What happens to pumpkins after Thanksgiving?

From late September Until After Thanksgiving, pumpkins are widely available at any grocery store for carving or cooking.

Then :::::::::::Poof:::::::::::They are gone just like <snap> that.
My friends and I figure they are either sold for deer feed to hunters or to a canning plant that makes canned pumpkin for pie.

I have probably answered my own question, but I thought there might be a pumpkin expert or something out there.

As you have discovered, fresh pumpkins are seasonal. What you may not realize is that the pumpkins used to make jack-o-lanterns for Halloween aren’t the same ones that are grown for canning.

Given that there is no demand for fresh pumpkins (or indian corn or fancy dryed squash) after Thanksgiving there is no point for stores to stock them.

I frequently drive by a large pumpkin growing/selling farm near where I live and whatever pumpkins are left from Halloween just sit in the field to rot. They don’t even bother trying to sell them this time of year.

Don’t bother making pumpkin pies with jack-o-lantern pumpkins, they are watery, bland, and not very sweet, the pumpkin equivalent of the Red Delicious apple.

Unsold produce is sometimes given away to food banks and charities, most often it goes into the trash. That’s probably the fate of most unsold supermarket pumpkins.

Most stores toss them in the dumpster. Stores with some farmers near by, might ask if they want them for animal food? Some may take them to the plant material dumping ground. Most end up in the metal dumpster though. Pumpkin farmers feed livestock or till them into the field next spring. It’s places lthat get pallets of them in and have pallets at every store for the dumpsters I don’t like to see. All my compostable matter goes into a pile for use later.

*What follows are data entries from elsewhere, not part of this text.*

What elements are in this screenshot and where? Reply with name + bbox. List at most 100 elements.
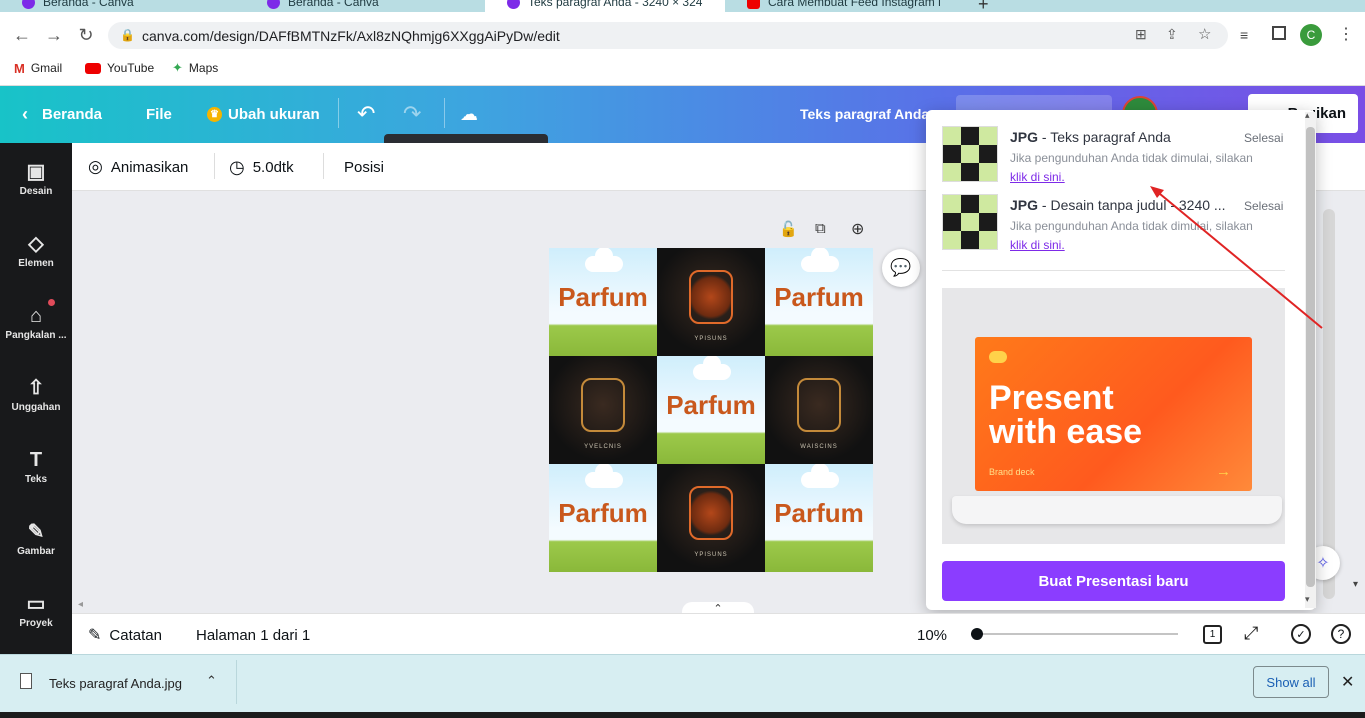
animate-button[interactable]: ◎ Animasikan xyxy=(88,157,188,176)
add-comment-icon[interactable]: 💬 xyxy=(882,249,920,287)
design-page[interactable]: Parfum YPISUNS Parfum YVELCNIS Parfum WA… xyxy=(549,248,873,572)
design-cell[interactable]: Parfum xyxy=(549,248,657,356)
sidebar-item-brand[interactable]: ⌂ Pangkalan ... xyxy=(0,292,72,354)
zoom-slider[interactable] xyxy=(976,633,1178,635)
side-panel-icon[interactable] xyxy=(1272,26,1286,40)
add-page-icon[interactable]: ⊕ xyxy=(851,219,864,239)
close-shelf-icon[interactable]: ✕ xyxy=(1341,672,1354,692)
promo-logo-icon xyxy=(989,351,1007,363)
sidebar-item-projects[interactable]: ▭ Proyek xyxy=(0,580,72,642)
download-thumbnail xyxy=(942,194,998,250)
design-cell[interactable]: YPISUNS xyxy=(657,464,765,572)
promo-tag: Brand deck xyxy=(989,467,1035,477)
show-all-button[interactable]: Show all xyxy=(1253,666,1329,698)
design-cell[interactable]: WAISCINS xyxy=(765,356,873,464)
scroll-left-icon[interactable]: ◂ xyxy=(78,599,83,610)
translate-icon[interactable]: ⊞ xyxy=(1135,26,1147,43)
cloud-graphic xyxy=(801,464,839,488)
resize-button[interactable]: ♛ Ubah ukuran xyxy=(207,104,320,124)
file-icon xyxy=(20,673,32,689)
create-presentation-button[interactable]: Buat Presentasi baru xyxy=(942,561,1285,601)
notification-dot xyxy=(48,299,55,306)
youtube-icon xyxy=(85,62,101,74)
browser-tab[interactable]: Cara Membuat Feed Instagram i xyxy=(725,0,970,12)
design-cell[interactable]: Parfum xyxy=(765,248,873,356)
undo-icon[interactable]: ↶ xyxy=(357,101,375,126)
promo-laptop-base xyxy=(952,496,1282,524)
design-cell[interactable]: Parfum xyxy=(657,356,765,464)
media-control-icon[interactable]: ≡ xyxy=(1240,27,1248,43)
retry-download-link[interactable]: klik di sini. xyxy=(1010,238,1065,252)
youtube-favicon-icon xyxy=(747,0,760,9)
browser-menu-icon[interactable]: ⋮ xyxy=(1338,24,1354,44)
os-taskbar xyxy=(0,712,1365,718)
document-title[interactable]: Teks paragraf Anda xyxy=(800,104,929,124)
chevron-up-icon[interactable]: ⌃ xyxy=(206,673,217,689)
design-cell[interactable]: Parfum xyxy=(765,464,873,572)
downloaded-file-name[interactable]: Teks paragraf Anda.jpg xyxy=(49,676,182,691)
layout-icon: ▣ xyxy=(26,160,46,183)
download-thumbnail xyxy=(942,126,998,182)
panel-scroll-up-icon[interactable]: ▴ xyxy=(1305,110,1310,121)
reload-icon[interactable]: ↻ xyxy=(75,24,97,46)
canva-favicon-icon xyxy=(267,0,280,9)
lock-page-icon[interactable]: 🔓 xyxy=(779,220,798,238)
check-status-icon[interactable]: ✓ xyxy=(1291,624,1311,644)
draw-icon: ✎ xyxy=(27,520,45,543)
url-text: canva.com/design/DAFfBMTNzFk/Axl8zNQhmjg… xyxy=(142,28,560,44)
bookmark-maps[interactable]: ✦ Maps xyxy=(172,60,218,76)
zoom-percentage[interactable]: 10% xyxy=(917,626,947,644)
design-cell[interactable]: YPISUNS xyxy=(657,248,765,356)
canva-favicon-icon xyxy=(22,0,35,9)
redo-icon[interactable]: ↷ xyxy=(403,101,421,126)
perfume-bottle-graphic xyxy=(581,378,625,432)
notes-icon: ✎ xyxy=(88,627,102,644)
browser-tab-strip: Beranda - Canva Beranda - Canva Teks par… xyxy=(0,0,1365,12)
share-page-icon[interactable]: ⇪ xyxy=(1166,26,1178,43)
duration-button[interactable]: ◷ 5.0dtk xyxy=(229,157,294,177)
sidebar-item-draw[interactable]: ✎ Gambar xyxy=(0,508,72,570)
crown-icon: ♛ xyxy=(207,106,222,122)
promo-headline-line2: with ease xyxy=(989,413,1143,451)
animate-icon: ◎ xyxy=(88,157,103,176)
url-field[interactable]: 🔒 canva.com/design/DAFfBMTNzFk/Axl8zNQhm… xyxy=(108,22,1228,49)
sidebar-item-elements[interactable]: ◇ Elemen xyxy=(0,220,72,282)
design-cell[interactable]: Parfum xyxy=(549,464,657,572)
zoom-slider-handle[interactable] xyxy=(971,628,983,640)
bookmark-gmail[interactable]: M Gmail xyxy=(14,60,62,76)
header-divider xyxy=(338,98,339,128)
position-button[interactable]: Posisi xyxy=(344,158,384,176)
browser-tab-active[interactable]: Teks paragraf Anda - 3240 × 324 xyxy=(485,0,725,12)
cloud-graphic xyxy=(585,248,623,272)
shapes-icon: ◇ xyxy=(28,232,44,255)
sidebar-item-text[interactable]: T Teks xyxy=(0,436,72,498)
help-icon[interactable]: ? xyxy=(1331,624,1351,644)
panel-scroll-down-icon[interactable]: ▾ xyxy=(1305,594,1310,605)
fullscreen-icon[interactable]: ⤢ xyxy=(1244,623,1258,644)
new-tab-icon[interactable]: + xyxy=(978,0,989,12)
browser-tab[interactable]: Beranda - Canva xyxy=(245,0,485,12)
sidebar-item-design[interactable]: ▣ Desain xyxy=(0,148,72,210)
file-menu-button[interactable]: File xyxy=(146,104,172,124)
promo-laptop-screen: Present with ease Brand deck → xyxy=(975,337,1252,491)
notes-button[interactable]: ✎ Catatan xyxy=(88,626,162,645)
design-cell[interactable]: YVELCNIS xyxy=(549,356,657,464)
chevron-left-icon: ‹ xyxy=(22,103,28,124)
forward-icon[interactable]: → xyxy=(43,24,65,46)
retry-download-link[interactable]: klik di sini. xyxy=(1010,170,1065,184)
profile-avatar[interactable]: C xyxy=(1300,24,1322,46)
page-grid-icon[interactable]: 1 xyxy=(1203,625,1222,644)
bookmark-youtube[interactable]: YouTube xyxy=(85,60,154,76)
back-icon[interactable]: ← xyxy=(11,24,33,46)
toolbar-divider xyxy=(214,153,215,179)
upload-cloud-icon: ⇧ xyxy=(27,376,45,399)
scroll-down-icon[interactable]: ▾ xyxy=(1353,579,1358,590)
cloud-graphic xyxy=(585,464,623,488)
duplicate-page-icon[interactable]: ⧉ xyxy=(815,220,826,237)
sidebar-item-uploads[interactable]: ⇧ Unggahan xyxy=(0,364,72,426)
bookmark-star-icon[interactable]: ☆ xyxy=(1198,25,1211,43)
browser-tab[interactable]: Beranda - Canva xyxy=(0,0,245,12)
cloud-saved-icon[interactable]: ☁ xyxy=(460,104,478,124)
home-button[interactable]: ‹ Beranda xyxy=(22,104,102,124)
maps-icon: ✦ xyxy=(172,60,183,75)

They turn in to carriages.

Sorry.

Last year, one of the other grad students picked up a bunch of Jack-o-Lantern pumpkins for cheap after Halloween, and made pies out of them. I thought that they were quite good, at least as good as the ones made from canned filling.

And I don’t know how common this is, but the Cleveland Zoo feeds retired Jack-o-Lanterns to the elephants. I’m not sure if it’s just the ones formerly decorating the zoo itself, or if they accept them from other sources, too.

Just today, I loaded a dozen pumpkins that have been adorning the front of my house since Halloween, into a wheelbarrow.
I took them down to the back of my property, lined them up on a property line wall, and blew the shit out of them with a 12 gauge.
Cool. :cool:

I went grocery shopping the day after Halloween and they were giving free pumpkins away at the cash registers to everyone who made a purchase. Apparently, the stores (or at least one of them) start getting rid of them any way they can as soon as possible.